Examines the school-based management (SBM) strategies that hold the most promise for increasing organizational effectiveness. Basing their approach on the pioneering "high-involvement" model, the authors reveal the need to go beyond thinking about SBM as a simple transfer of power and to view it as a change in organizational design. Successful SBM depends upon the development of a shared understanding of a new way of operating. The challenge is to redesign an organization so that it enables educators to engage in the extensive learning required to adopt new approaches to teaching and learning, involves them in the continuous improvement of performance, and promotes the involvement and responsiveness of the school to the diverse needs of the community.

1993

Decentralization and School Improvement: Can We Fulfill the Promise?
Jane Hannaway and Martin Carnoy, editors
Available from: Jossey-Bass Inc., Publishers, 350 Sansome Street, San Francisco, CA 94104 (March 1993)

Do decentralization reforms hold real promise for American education? Is there a relationship between the structure of the system and its performance? What can we learn about decentralization from history, from other industries, from other public sectors, and from other countries? And what risks does decentralization entail? Eight distinguished contributors examine these and other questions related to the likely effects of decentralizing school governance on educational practice.

Teaching for Understanding: Challenges for Policy and Practice
David K. Cohen, Milbrey W. McLaughlin, and Joan E. Talbert, editors
Available from: Jossey-Bass Inc., Publishers, 350 Sansome Street, San Francisco, CA 94104 (February 1993)

Leading experts on teaching and policy research provide concrete illustrations of what teaching for understanding entails. They show, for example, how to foster the knowledge, capacity, and professional beliefs essential for teachers to move beyond a "teach and test" approach to analytic reflection on classroom life and their relationship to students' learning. And they describe the collegial relations and institutional arrangements that support or inhibit the process of teachers and students working together to develop knowledge.

1992

Redesigning Teaching: Professionalism or Bureaucracy?
William A. Firestone and Beth D. Bader
Available from: SUNY Press, State University Plaza, Albany, NY 12246-0001. Email: info@sunypress.edu (1992)

Provides concrete case studies of school districts implementing teacher reforms. The cases describe the changes, give the history and dynamics of each project, examine how teachers respond to new policies and procedures, and tell how state policy affects local efforts to change teaching. Identifies challenges that state governments, school administrators, and teacher associations must face if they really want to professionalize teaching.

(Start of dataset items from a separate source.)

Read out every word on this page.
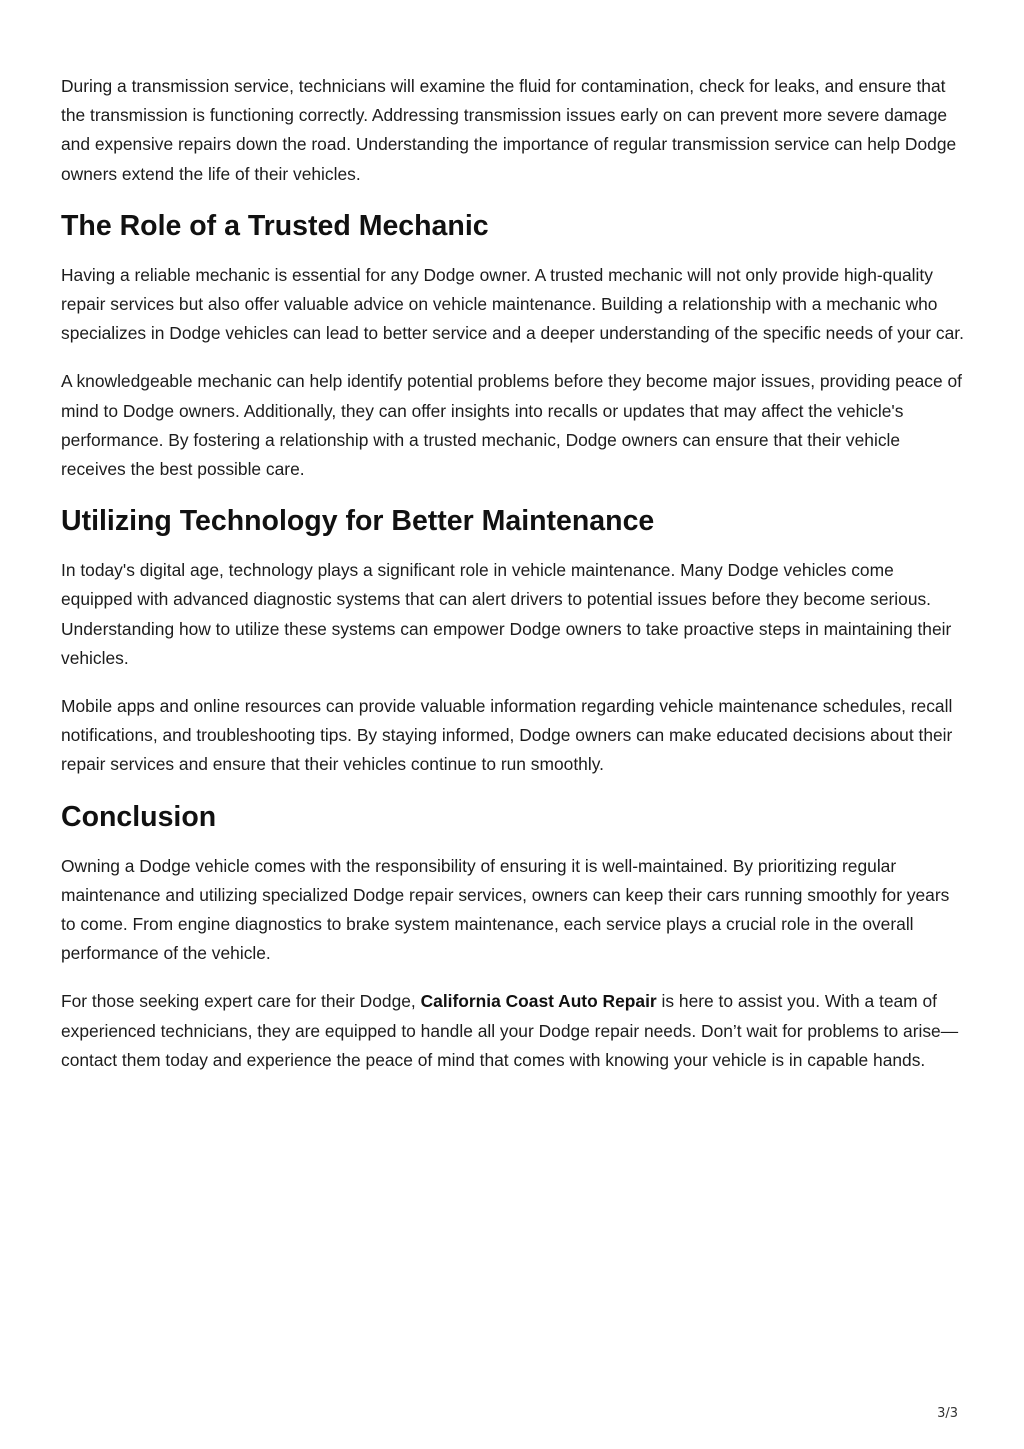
During a transmission service, technicians will examine the fluid for contamination, check for leaks, and ensure that the transmission is functioning correctly. Addressing transmission issues early on can prevent more severe damage and expensive repairs down the road. Understanding the importance of regular transmission service can help Dodge owners extend the life of their vehicles.

The Role of a Trusted Mechanic

Having a reliable mechanic is essential for any Dodge owner. A trusted mechanic will not only provide high-quality repair services but also offer valuable advice on vehicle maintenance. Building a relationship with a mechanic who specializes in Dodge vehicles can lead to better service and a deeper understanding of the specific needs of your car.

A knowledgeable mechanic can help identify potential problems before they become major issues, providing peace of mind to Dodge owners. Additionally, they can offer insights into recalls or updates that may affect the vehicle's performance. By fostering a relationship with a trusted mechanic, Dodge owners can ensure that their vehicle receives the best possible care.

Utilizing Technology for Better Maintenance

In today's digital age, technology plays a significant role in vehicle maintenance. Many Dodge vehicles come equipped with advanced diagnostic systems that can alert drivers to potential issues before they become serious. Understanding how to utilize these systems can empower Dodge owners to take proactive steps in maintaining their vehicles.

Mobile apps and online resources can provide valuable information regarding vehicle maintenance schedules, recall notifications, and troubleshooting tips. By staying informed, Dodge owners can make educated decisions about their repair services and ensure that their vehicles continue to run smoothly.

Conclusion

Owning a Dodge vehicle comes with the responsibility of ensuring it is well-maintained. By prioritizing regular maintenance and utilizing specialized Dodge repair services, owners can keep their cars running smoothly for years to come. From engine diagnostics to brake system maintenance, each service plays a crucial role in the overall performance of the vehicle.

For those seeking expert care for their Dodge, California Coast Auto Repair is here to assist you. With a team of experienced technicians, they are equipped to handle all your Dodge repair needs. Don’t wait for problems to arise—contact them today and experience the peace of mind that comes with knowing your vehicle is in capable hands.

3/3
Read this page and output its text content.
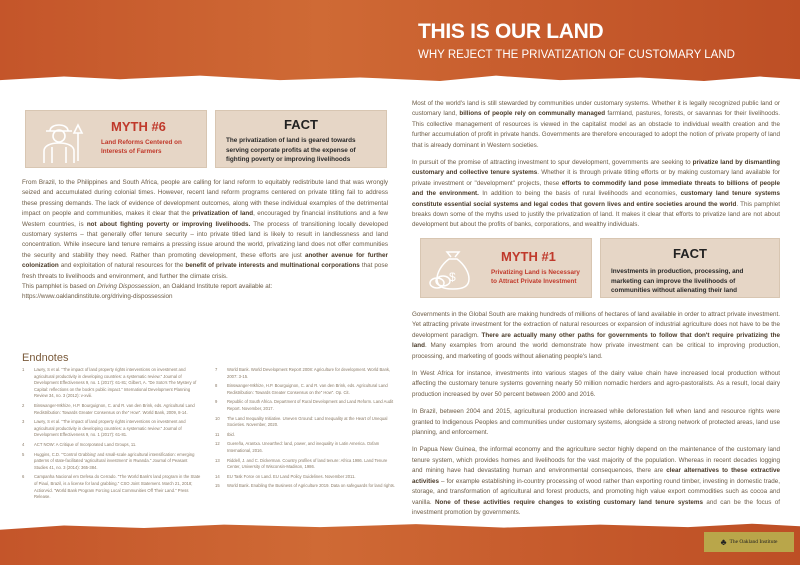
THIS IS OUR LAND
WHY REJECT THE PRIVATIZATION OF CUSTOMARY LAND
MYTH #6
Land Reforms Centered on Interests of Farmers
FACT
The privatization of land is geared towards serving corporate profits at the expense of fighting poverty or improving livelihoods

From Brazil, to the Philippines and South Africa, people are calling for land reform to equitably redistribute land that was wrongly seized and accumulated during colonial times. However, recent land reform programs centered on private titling fail to address these pressing demands. The lack of evidence of development outcomes, along with these individual examples of the detrimental impact on people and communities, makes it clear that the privatization of land, encouraged by financial institutions and a few Western countries, is not about fighting poverty or improving livelihoods. The process of transitioning locally developed customary systems – that generally offer tenure security – into private titled land is likely to result in landlessness and land concentration. While insecure land tenure remains a pressing issue around the world, privatizing land does not offer communities the security and stability they need. Rather than promoting development, these efforts are just another avenue for further colonization and exploitation of natural resources for the benefit of private interests and multinational corporations that pose fresh threats to livelihoods and environment, and further the climate crisis.

This pamphlet is based on Driving Dispossession, an Oakland Institute report available at:
https://www.oaklandinstitute.org/driving-dispossession
Endnotes
1	Lawry, S et al. "The impact of land property rights interventions on investment and agricultural productivity in developing countries: a systematic review." Journal of Development Effectiveness 9, no. 1 (2017): 61-81; Gilbert, A. "De Soto's The Mystery of Capital: reflections on the book's public impact." International Development Planning Review 34, no. 3 (2012): v-xviii.
2	Binswanger-Mkhize, H.P. Bourguignon, C. and R. van den Brink, eds. Agricultural Land Redistribution: Towards Greater Consensus on the" How". World Bank, 2009, 8-14.
3	Lawry, S et al. "The impact of land property rights interventions on investment and agricultural productivity in developing countries: a systematic review." Journal of Development Effectiveness 9, no. 1 (2017): 61-81.
4	ACT NOW: A Critique of Incorporated Land Groups, 11.
5	Huggins, C.D. "'Control Grabbing' and small-scale agricultural intensification: emerging patterns of state-facilitated 'agricultural investment' in Rwanda." Journal of Peasant Studies 41, no. 3 (2014): 365-384.
6	Campanha Nacional em Defesa do Cerrado. "The World Bank's land program in the State of Piauí, Brazil, is a license for land grabbing." CSO Joint Statement. March 21, 2018; ActionAid. "World Bank Program Forcing Local Communities Off Their Land." Press Release.
7	World Bank. World Development Report 2008: Agriculture for development. World Bank, 2007: 3-15.
8	Binswanger-Mkhize, H.P. Bourguignon, C. and R. van den Brink, eds. Agricultural Land Redistribution: Towards Greater Consensus on the" How". Op. Cit.
9	Republic of South Africa. Department of Rural Development and Land Reform. Land Audit Report. November, 2017.
10	The Land Inequality Initiative. Uneven Ground: Land Inequality at the Heart of Unequal Societies. November, 2020.
11	Ibid.
12	Guereña, Arantxa. Unearthed: land, power, and inequality in Latin America. Oxfam International, 2016.
13	Riddell, J. and C. Dickerman. Country profiles of land tenure: Africa 1986. Land Tenure Center, University of Wisconsin-Madison, 1986.
14	EU Task Force on Land. EU Land Policy Guidelines. November 2011.
15	World Bank. Enabling the Business of Agriculture 2019. Data on safeguards for land rights.

Most of the world's land is still stewarded by communities under customary systems. Whether it is legally recognized public land or customary land, billions of people rely on communally managed farmland, pastures, forests, or savannas for their livelihoods. This collective management of resources is viewed in the capitalist model as an obstacle to individual wealth creation and the further accumulation of profit in private hands. Governments are therefore encouraged to adopt the notion of private property of land that is already dominant in Western societies.

In pursuit of the promise of attracting investment to spur development, governments are seeking to privatize land by dismantling customary and collective tenure systems. Whether it is through private titling efforts or by making customary land available for private investment or "development" projects, these efforts to commodify land pose immediate threats to billions of people and the environment. In addition to being the basis of rural livelihoods and economies, customary land tenure systems constitute essential social systems and legal codes that govern lives and entire societies around the world. This pamphlet breaks down some of the myths used to justify the privatization of land. It makes it clear that efforts to privatize land are not about development but about the profits of banks, corporations, and wealthy individuals.

$
MYTH #1
Privatizing Land is Necessary to Attract Private Investment
FACT
Investments in production, processing, and marketing can improve the livelihoods of communities without alienating their land

Governments in the Global South are making hundreds of millions of hectares of land available in order to attract private investment. Yet attracting private investment for the extraction of natural resources or expansion of industrial agriculture does not have to be the development paradigm. There are actually many other paths for governments to follow that don't require privatizing the land. Many examples from around the world demonstrate how private investment can be critical to improving production, processing, and marketing of goods without alienating people's land.

In West Africa for instance, investments into various stages of the dairy value chain have increased local production without affecting the customary tenure systems governing nearly 50 million nomadic herders and agro-pastoralists. As a result, local dairy production increased by over 50 percent between 2000 and 2016.

In Brazil, between 2004 and 2015, agricultural production increased while deforestation fell when land and resource rights were granted to Indigenous Peoples and communities under customary systems, alongside a strong network of protected areas, land use planning, and enforcement.

In Papua New Guinea, the informal economy and the agriculture sector highly depend on the maintenance of the customary land tenure system, which provides homes and livelihoods for the vast majority of the population. Whereas in recent decades logging and mining have had devastating human and environmental consequences, there are clear alternatives to these extractive activities – for example establishing in-country processing of wood rather than exporting round timber, investing in domestic trade, storage, and transformation of agricultural and forest products, and promoting high value export commodities such as cocoa and vanilla. None of these activities require changes to existing customary land tenure systems and can be the focus of investment promotion by governments.

♣ The Oakland Institute
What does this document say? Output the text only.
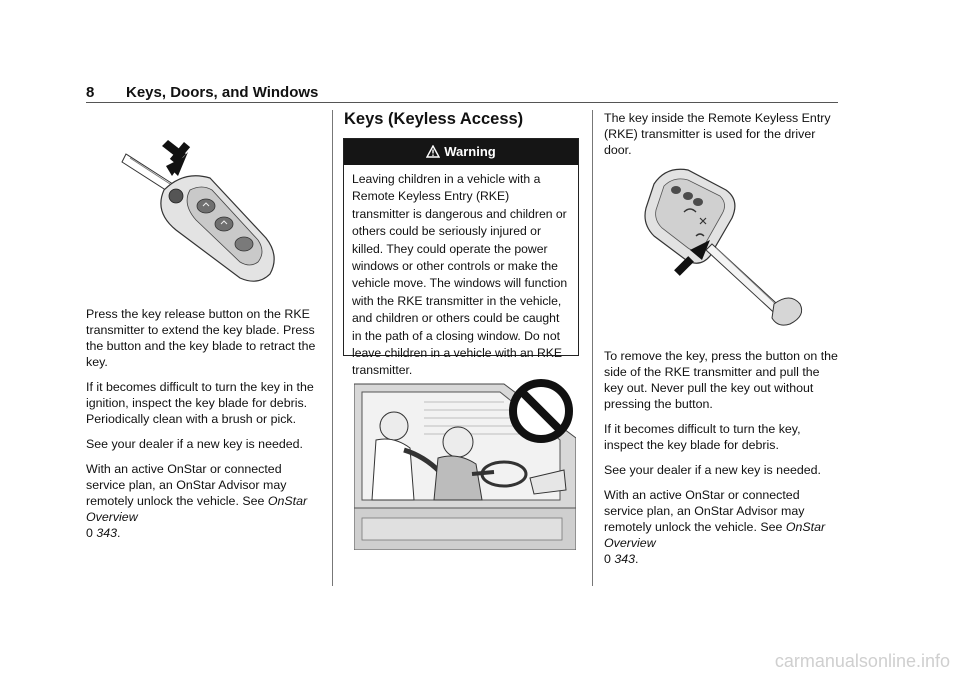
8 Keys, Doors, and Windows

Press the key release button on the RKE transmitter to extend the key blade. Press the button and the key blade to retract the key.

If it becomes difficult to turn the key in the ignition, inspect the key blade for debris. Periodically clean with a brush or pick.

See your dealer if a new key is needed.

With an active OnStar or connected service plan, an OnStar Advisor may remotely unlock the vehicle. See OnStar Overview
0 343.

Keys (Keyless Access)
Warning
Leaving children in a vehicle with a Remote Keyless Entry (RKE) transmitter is dangerous and children or others could be seriously injured or killed. They could operate the power windows or other controls or make the vehicle move. The windows will function with the RKE transmitter in the vehicle, and children or others could be caught in the path of a closing window. Do not leave children in a vehicle with an RKE transmitter.

The key inside the Remote Keyless Entry (RKE) transmitter is used for the driver door.

To remove the key, press the button on the side of the RKE transmitter and pull the key out. Never pull the key out without pressing the button.

If it becomes difficult to turn the key, inspect the key blade for debris.

See your dealer if a new key is needed.

With an active OnStar or connected service plan, an OnStar Advisor may remotely unlock the vehicle. See OnStar Overview
0 343.

carmanualsonline.info
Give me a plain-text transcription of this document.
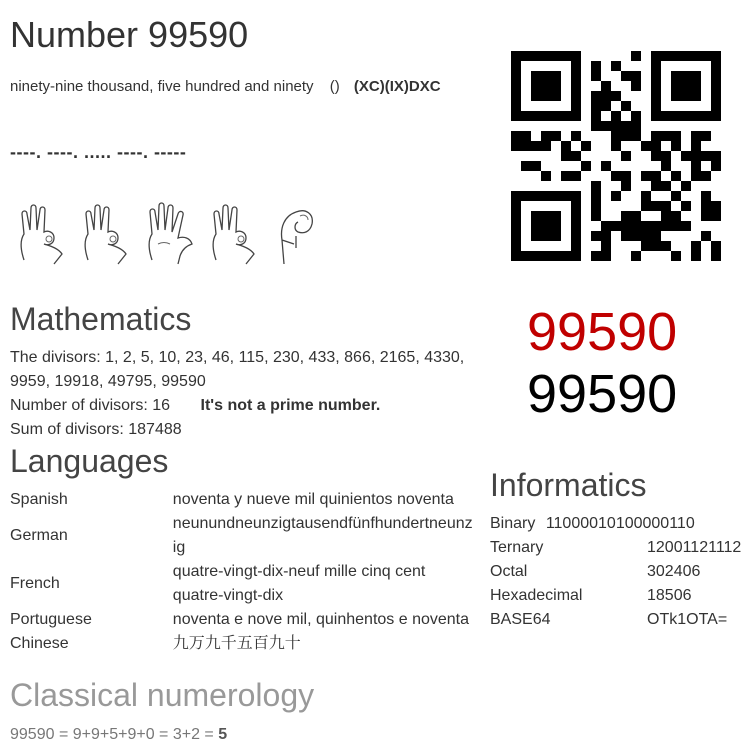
Number 99590
ninety-nine thousand, five hundred and ninety () (XC)(IX)DXC
----. ----. ..... ----. -----
99590
99590
Mathematics
The divisors: 1, 2, 5, 10, 23, 46, 115, 230, 433, 866, 2165, 4330,
9959, 19918, 49795, 99590
Number of divisors: 16 It's not a prime number.
Sum of divisors: 187488
Languages
Spanish	noventa y nueve mil quinientos noventa
German	neunundneunzigtausendfünfhundertneunz ig
French	quatre-vingt-dix-neuf mille cinq cent quatre-vingt-dix
Portuguese	noventa e nove mil, quinhentos e noventa
Chinese	九万九千五百九十
Informatics
Binary 11000010100000110	
Ternary	12001121112
Octal	302406
Hexadecimal	18506
BASE64	OTk1OTA=
Classical numerology
99590 = 9+9+5+9+0 = 3+2 = 5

Rethinking School Finance: An Agenda for the 1990s
Allan R. Odden, editor
Available from: Jossey-Bass Inc., Publishers, 350 Sansome Street, San Francisco, CA 94104 (August 1992)

Focuses on the financial dimensions of education reform including school-based budgeting, incentives, teacher compensation, school-linked services, and interstate fiscal disparities. Provides new information and analysis that can be used by policymakers to design and enact policy, by education leaders to tailor local responses, and by analysts to raise new questions and probe uncharted dimensions of public school finance.

1990

Restructuring Schools: The Next Generation of Educational Reform
Richard F. Elmore, editor
Available from: Jossey-Bass Inc., Publishers, 350 Sansome Street, San Francisco, CA 94104 (April 1990)

Offers a comprehensive look at the many varied and often conflicting proposals for restructuring schools. Analyzes efforts proposed to address problems such as high teacher turnover, outdated curricula, and unresponsive school bureaucracies. Discusses the resources required to make these efforts successful, the practical issues involved, and implications for administrators, policymakers and teachers.